‘Safe staffing saves lives’: BC nurses to Province

Nurse-patient ratios are needed to retain nurses and save health-care system

 

HUNDREDS of nurses from communities across the province are in Vancouver this week calling on the provincial government to take urgent action to address BC’s worsening nurse shortage. They warn that nurses are continuing to leave the profession, leading to a staffing crisis that threatens the health of all BC patients.

“The shortage has reached such dire levels that we regularly see temporary closures of emergency rooms in communities around BC,” said BC Nurses’ Union (BCNU) President Aman Grewal on Wednesday.

A severe staffing shortage and increased patient care needs have resulted in untenable conditions in emergency departments everywhere, including recently at Surrey Memorial Hospital and the University Hospital of Northern BC in Prince George.

Grewal noted that nurses overwhelmingly cite high workloads and insufficient staffing levels as the top reasons they’re considering leaving. She added that nurses are experiencing unheard of levels of moral distress from witnessing the ongoing and negative impact on patient care.
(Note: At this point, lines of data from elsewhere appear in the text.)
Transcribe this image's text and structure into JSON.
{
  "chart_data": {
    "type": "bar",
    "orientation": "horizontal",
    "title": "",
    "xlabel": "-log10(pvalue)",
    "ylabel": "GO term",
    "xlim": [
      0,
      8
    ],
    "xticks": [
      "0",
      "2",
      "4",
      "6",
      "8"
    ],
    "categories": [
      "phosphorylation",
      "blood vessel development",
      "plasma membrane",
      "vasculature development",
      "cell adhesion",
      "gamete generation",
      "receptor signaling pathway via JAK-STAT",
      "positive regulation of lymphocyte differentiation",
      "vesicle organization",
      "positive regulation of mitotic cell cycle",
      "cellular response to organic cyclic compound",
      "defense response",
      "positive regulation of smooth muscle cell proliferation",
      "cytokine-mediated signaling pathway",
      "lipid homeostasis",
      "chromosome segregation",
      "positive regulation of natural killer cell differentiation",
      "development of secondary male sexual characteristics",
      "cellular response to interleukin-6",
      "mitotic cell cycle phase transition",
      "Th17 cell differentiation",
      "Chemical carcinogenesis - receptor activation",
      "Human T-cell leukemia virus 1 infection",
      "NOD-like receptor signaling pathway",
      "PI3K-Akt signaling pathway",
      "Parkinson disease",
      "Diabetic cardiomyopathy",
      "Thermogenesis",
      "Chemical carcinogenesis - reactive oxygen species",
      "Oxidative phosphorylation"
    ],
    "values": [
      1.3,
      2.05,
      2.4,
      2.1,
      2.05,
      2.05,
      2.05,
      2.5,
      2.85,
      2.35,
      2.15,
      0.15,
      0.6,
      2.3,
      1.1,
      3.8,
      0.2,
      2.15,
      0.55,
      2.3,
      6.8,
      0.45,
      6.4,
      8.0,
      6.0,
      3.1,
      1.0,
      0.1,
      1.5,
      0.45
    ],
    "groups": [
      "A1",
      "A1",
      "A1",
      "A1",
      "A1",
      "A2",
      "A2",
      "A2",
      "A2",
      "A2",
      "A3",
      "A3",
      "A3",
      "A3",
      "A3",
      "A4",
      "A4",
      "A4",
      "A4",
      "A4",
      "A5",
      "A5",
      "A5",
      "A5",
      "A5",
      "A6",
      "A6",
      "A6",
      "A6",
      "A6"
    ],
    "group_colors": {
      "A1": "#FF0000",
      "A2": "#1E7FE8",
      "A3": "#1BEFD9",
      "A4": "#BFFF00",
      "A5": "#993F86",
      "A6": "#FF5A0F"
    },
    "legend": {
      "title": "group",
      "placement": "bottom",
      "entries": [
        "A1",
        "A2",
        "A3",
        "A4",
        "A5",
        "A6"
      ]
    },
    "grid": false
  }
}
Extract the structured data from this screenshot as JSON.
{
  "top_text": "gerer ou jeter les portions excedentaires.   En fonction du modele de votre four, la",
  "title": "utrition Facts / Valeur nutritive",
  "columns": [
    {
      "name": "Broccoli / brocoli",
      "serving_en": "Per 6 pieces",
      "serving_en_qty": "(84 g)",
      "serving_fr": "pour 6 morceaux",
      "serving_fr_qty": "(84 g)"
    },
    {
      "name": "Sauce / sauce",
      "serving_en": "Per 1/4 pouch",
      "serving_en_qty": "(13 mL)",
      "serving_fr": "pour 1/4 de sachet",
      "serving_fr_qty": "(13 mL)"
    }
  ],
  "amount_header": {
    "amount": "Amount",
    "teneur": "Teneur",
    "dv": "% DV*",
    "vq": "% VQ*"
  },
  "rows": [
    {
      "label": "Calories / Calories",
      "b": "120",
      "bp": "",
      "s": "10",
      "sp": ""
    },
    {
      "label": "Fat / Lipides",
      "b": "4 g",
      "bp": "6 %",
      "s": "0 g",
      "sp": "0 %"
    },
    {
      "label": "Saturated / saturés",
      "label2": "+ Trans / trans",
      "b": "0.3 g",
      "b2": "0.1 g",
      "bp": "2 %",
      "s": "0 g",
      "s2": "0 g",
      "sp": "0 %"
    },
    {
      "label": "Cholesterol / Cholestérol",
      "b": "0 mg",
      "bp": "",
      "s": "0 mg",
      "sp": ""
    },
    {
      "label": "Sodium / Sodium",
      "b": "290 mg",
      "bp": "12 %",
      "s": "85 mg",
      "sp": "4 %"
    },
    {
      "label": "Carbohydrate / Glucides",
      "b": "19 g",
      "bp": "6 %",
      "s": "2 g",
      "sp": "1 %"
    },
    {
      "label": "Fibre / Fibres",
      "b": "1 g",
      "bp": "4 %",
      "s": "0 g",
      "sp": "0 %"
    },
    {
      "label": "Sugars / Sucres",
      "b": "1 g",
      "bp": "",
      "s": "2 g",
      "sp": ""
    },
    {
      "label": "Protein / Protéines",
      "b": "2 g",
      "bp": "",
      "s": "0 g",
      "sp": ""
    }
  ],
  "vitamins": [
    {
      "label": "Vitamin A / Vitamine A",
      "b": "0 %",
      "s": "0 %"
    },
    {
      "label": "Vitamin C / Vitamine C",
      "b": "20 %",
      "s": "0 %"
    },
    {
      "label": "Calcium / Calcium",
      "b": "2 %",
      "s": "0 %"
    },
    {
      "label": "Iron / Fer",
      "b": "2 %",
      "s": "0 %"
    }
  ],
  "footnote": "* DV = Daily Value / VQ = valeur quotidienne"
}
“The new normal for a working nurse is a 16-to-18-hour shift without a break and no support, and that’s leading to high levels of burnout and exhaustion,” she warned. “We are seeing the devastating impacts on working nurses now who are burning out as they try to carry the system on their backs.”

Grewal said an agreement reached in April between the Nurses’ Bargaining Association and the Province to implement minimum nurse-patient ratios across health-care settings has the promise to improve the staffing and practice conditions needed to keep nurses in the profession and improve patient care.

She added; “Safe staffing saves lives. A staffing model that includes nurse-patient ratios, when properly implemented, will help us retain and recruit the nurses we so desperately need.” Grewal said her members will be watching to ensure the government keeps its promise of safe patient care and make nurse-patient ratios a reality.

In California and Australia, where ratios have been mandated, there’s been a noticeable improvement in safe patient care, decreased nurse fatigue, and increased recruitment and retention. All the more reason, said Grewal, to get to work here in BC.

The latest workforce numbers from Stats Can show there are currently 5,010 nurse vacancies in BC, and by 2031, nearly 27,000 nurses will be needed to keep up with the health-care needs of an expanding population.